Raspadori part à l’Atlético, la ville rêve de l’ailier anglais qui n’a pas sa place chez Guardiola
Tout se passe très vite, sans même se dire au revoir. Sans une accolade que Giacomo Raspadori aurait peut-être méritée plus que quiconque : trois saisons, beaucoup de temps passé sur le banc, mais deux titres de champion et des buts qui ont marqué l’histoire. Jack s’en va, sans claquer la porte, bien sûr. Mais son absence sur scène le jour de la présentation a tout de même fait du bruit : une heure auparavant, il était encore sur le terrain à s’entraîner, à travailler dur sous les ordres de Conte, à recevoir les applaudissements de son ancien public. Puis, à la fin de la séance de l’après-midi, Jack a été rejoint sur le terrain par le directeur sportif Giovanni Manna, qui lui a annoncé son transfert à l’Atlético. Un coup de tonnerre pour de nombreux supporters, une occasion manquée pour tout le monde, peut-être : pour Raspadori qui quitte le club en tant que protagoniste du parcours tricolore, après une première partie de saison avec peu de minutes dans les jambes. Il part parce que son hybride et son joker offensif ne correspondent manifestement pas aux besoins du nouveau Napoli. À tel point que Jack, pendant ce mois de stage, jouait au milieu de terrain, ce qui n’est pas vraiment le poste où il aimerait revenir.
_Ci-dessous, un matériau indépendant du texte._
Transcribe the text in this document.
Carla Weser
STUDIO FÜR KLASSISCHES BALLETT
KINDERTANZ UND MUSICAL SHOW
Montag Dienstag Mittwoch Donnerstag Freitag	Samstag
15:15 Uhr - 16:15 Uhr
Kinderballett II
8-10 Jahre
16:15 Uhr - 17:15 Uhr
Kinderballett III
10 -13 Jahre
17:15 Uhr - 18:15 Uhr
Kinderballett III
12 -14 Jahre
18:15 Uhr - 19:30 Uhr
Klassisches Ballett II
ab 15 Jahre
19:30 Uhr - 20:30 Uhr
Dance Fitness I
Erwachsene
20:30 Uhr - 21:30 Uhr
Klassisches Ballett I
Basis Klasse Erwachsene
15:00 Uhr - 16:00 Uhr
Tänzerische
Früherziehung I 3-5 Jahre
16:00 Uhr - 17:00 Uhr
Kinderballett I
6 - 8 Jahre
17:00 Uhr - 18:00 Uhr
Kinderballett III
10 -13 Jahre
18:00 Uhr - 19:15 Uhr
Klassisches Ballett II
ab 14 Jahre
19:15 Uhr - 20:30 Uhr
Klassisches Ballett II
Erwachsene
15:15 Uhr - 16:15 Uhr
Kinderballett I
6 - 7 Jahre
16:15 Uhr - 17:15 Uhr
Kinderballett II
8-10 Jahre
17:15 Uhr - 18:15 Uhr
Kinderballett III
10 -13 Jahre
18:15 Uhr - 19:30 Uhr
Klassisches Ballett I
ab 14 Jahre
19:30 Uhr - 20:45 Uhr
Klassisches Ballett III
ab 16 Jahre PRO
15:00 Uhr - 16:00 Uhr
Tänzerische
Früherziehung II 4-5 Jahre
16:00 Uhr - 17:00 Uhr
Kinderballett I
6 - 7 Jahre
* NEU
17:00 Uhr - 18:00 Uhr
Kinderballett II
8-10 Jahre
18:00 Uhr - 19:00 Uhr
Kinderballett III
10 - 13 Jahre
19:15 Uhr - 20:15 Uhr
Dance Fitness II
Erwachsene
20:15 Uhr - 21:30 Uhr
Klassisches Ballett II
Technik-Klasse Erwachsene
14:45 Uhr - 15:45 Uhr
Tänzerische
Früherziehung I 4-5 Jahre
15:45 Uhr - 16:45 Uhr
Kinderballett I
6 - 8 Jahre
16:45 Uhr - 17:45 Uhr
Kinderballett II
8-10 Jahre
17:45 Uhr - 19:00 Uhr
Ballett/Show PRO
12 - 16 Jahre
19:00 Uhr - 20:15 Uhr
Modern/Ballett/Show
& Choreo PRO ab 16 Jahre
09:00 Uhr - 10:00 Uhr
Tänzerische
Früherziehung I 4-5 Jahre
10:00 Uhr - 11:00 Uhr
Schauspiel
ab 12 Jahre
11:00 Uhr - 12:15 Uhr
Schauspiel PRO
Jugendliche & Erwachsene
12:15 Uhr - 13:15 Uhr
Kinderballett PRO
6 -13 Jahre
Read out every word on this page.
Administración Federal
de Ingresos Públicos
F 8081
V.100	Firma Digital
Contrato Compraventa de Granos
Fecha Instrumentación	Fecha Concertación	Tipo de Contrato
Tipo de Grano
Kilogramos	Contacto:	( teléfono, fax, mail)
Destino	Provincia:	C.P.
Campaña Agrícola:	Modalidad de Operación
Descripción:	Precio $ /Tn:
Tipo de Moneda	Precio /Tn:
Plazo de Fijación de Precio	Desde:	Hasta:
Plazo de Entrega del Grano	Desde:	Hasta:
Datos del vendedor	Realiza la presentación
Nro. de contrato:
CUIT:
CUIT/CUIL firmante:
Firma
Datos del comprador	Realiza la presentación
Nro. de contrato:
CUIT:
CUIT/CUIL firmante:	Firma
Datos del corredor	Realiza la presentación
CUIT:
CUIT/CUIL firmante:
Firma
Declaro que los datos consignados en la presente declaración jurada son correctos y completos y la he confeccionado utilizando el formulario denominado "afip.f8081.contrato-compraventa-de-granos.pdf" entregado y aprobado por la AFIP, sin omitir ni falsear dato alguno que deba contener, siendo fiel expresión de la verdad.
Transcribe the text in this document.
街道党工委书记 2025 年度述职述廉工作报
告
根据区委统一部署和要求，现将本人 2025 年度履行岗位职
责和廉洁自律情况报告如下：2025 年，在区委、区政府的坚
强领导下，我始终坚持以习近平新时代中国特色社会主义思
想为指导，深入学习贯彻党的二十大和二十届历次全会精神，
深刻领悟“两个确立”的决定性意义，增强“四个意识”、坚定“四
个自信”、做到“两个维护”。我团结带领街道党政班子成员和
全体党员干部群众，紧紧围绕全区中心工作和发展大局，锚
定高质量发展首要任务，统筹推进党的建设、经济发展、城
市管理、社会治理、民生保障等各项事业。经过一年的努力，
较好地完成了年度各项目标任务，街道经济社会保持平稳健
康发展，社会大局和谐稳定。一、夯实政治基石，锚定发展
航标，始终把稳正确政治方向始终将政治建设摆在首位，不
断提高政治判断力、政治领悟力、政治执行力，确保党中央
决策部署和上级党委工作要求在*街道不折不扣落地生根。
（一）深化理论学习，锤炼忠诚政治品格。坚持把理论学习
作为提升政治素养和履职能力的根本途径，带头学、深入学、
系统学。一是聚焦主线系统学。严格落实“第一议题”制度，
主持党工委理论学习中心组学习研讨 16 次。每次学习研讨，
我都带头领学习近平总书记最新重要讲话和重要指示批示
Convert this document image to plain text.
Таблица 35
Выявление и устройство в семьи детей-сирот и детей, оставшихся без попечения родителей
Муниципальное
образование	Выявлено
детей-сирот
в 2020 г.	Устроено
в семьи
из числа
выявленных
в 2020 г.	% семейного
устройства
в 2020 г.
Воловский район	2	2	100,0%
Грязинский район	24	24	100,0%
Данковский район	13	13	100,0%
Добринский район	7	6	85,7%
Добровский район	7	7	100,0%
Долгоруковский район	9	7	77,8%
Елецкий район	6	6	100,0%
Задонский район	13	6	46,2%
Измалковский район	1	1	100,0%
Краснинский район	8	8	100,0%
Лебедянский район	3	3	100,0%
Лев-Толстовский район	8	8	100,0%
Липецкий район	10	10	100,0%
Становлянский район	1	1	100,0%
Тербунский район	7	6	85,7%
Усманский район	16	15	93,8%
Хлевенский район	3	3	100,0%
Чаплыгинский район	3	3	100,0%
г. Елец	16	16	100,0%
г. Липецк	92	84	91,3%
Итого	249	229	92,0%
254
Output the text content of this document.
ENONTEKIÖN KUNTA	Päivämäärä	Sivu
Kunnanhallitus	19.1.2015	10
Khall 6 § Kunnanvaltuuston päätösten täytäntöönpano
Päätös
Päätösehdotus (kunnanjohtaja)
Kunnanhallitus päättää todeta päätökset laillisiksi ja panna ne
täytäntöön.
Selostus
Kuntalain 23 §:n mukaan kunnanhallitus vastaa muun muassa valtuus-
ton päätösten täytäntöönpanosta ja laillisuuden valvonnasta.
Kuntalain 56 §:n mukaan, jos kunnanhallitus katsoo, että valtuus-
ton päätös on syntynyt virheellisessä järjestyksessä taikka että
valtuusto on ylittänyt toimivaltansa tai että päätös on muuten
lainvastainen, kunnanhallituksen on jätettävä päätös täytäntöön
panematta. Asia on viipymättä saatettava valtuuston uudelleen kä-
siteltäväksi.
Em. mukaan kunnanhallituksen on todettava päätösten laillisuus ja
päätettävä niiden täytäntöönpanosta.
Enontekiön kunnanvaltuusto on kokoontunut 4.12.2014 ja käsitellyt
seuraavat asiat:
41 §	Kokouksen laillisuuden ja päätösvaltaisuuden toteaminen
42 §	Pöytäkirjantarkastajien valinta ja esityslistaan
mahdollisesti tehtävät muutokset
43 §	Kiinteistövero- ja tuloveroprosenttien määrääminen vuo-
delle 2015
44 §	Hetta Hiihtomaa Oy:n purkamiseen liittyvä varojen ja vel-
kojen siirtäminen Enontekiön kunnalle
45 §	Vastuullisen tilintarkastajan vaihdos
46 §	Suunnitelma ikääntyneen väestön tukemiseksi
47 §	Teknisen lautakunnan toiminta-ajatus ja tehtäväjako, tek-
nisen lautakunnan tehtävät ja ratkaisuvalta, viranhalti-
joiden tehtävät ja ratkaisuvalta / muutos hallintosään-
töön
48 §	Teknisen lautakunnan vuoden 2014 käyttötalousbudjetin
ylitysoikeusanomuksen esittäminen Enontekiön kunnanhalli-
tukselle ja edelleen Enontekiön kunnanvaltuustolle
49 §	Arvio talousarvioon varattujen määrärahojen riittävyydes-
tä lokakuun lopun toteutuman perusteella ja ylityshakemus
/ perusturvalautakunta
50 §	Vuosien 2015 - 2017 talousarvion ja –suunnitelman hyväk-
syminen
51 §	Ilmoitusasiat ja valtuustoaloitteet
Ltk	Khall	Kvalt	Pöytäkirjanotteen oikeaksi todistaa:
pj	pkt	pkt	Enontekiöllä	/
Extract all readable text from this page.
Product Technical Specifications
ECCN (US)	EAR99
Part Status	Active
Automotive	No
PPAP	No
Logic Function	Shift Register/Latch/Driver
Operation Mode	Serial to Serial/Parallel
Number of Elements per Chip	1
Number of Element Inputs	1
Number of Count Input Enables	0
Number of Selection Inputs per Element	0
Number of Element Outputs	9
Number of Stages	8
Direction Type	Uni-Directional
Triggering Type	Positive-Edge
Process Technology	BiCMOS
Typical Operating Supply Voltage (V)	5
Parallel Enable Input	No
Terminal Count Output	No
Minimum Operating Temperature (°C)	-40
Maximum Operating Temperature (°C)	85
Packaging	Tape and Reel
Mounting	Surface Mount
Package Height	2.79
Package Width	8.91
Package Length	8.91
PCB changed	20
Les négociations ont été très rapides : l’Atlético et Naples se sont mis d’accord sur un montant de 22 millions plus des bonus, pour un montant total d’environ 26 millions d’euros. L’échange des documents a eu lieu hier soir, Jack partira aujourd’hui. Le temps dira si c’était un choix judicieux pour Naples, mais il est certain qu’il est maintenant temps de se remettre sérieusement au travail pour achever cette révolution azzurra riche en rebondissements, mais aussi en véritables coups de maître sur le marché. Le jeu est simple : Jack s’en va, un as arrive ? Disons que le scénario initial devait et devrait être celui-ci, et Naples est en train de faire les évaluations nécessaires. Il est certain que le véritable successeur de Kvara n’est jamais arrivé et qu’un coup de maître sur les ailes offensives s’impose : Grealish, de City, reste le candidat qui ferait le plus rêver les supporters. Il n’est pas dans les plans de Guardiola, mais il gagne environ 15 millions : trop pour Naples, mais pas seulement. En arrière-plan, il faut toujours garder un œil sur Chiesa, qui quitte Liverpool, Kevin du Shakhtar et Nusa de Leipzig : les deux derniers coûtent cher, mais il ne faut jamais dire jamais.
Vive l’Espagne— Le Napoli a en effet déjà conclu son septième transfert, qui ne sera officialisé que dans les prochains jours. Tout est réglé pour Miguel Gutierrez : Girona recevra 18 millions plus deux millions de bonus. Aujourd’hui, en marge du match amical, les deux clubs signeront les contrats et le joueur pourra arriver en Italie au début de la semaine prochaine pour passer la visite médicale. Et qui sait s’il ne pourra pas le faire avec un autre Espagnol, ce Juanlu Sanchez de Séville qui attend Naples depuis des mois. L’accord avec le joueur est conclu, mais le club andalou veut 20 millions plus un pourcentage sur la revente, tandis que Naples reste sur 17. Les négociations se poursuivent, mais la volonté de Juanlu pourrait aider.
ora musah— Entre-temps, Naples semble avoir changé de stratégie au milieu de terrain : depuis quelques jours, les contacts avec la Juve pour Miretti sont interrompus, après la dernière offre de 14 millions plus des bonus, jugée insuffisante par les bianconeri. Ainsi, jeudi soir, Naples a présenté une nouvelle proposition au Milan pour Musah, à 22 millions plus trois de bonus. Un retour surprenant, une demande de Conte qui recherche de la polyvalence, de la puissance et de la vitesse pour concurrencer Anguissa. Yunus semblait proche de Nottingham Forrest, mais il souhaite désormais attendre l’évolution de la situation. Musah préférerait Naples, contrairement à ce qui s’est passé avec Ndoye. Et pour De Lautentiis et Manna, ce serait également une douce revanche sur les Anglais.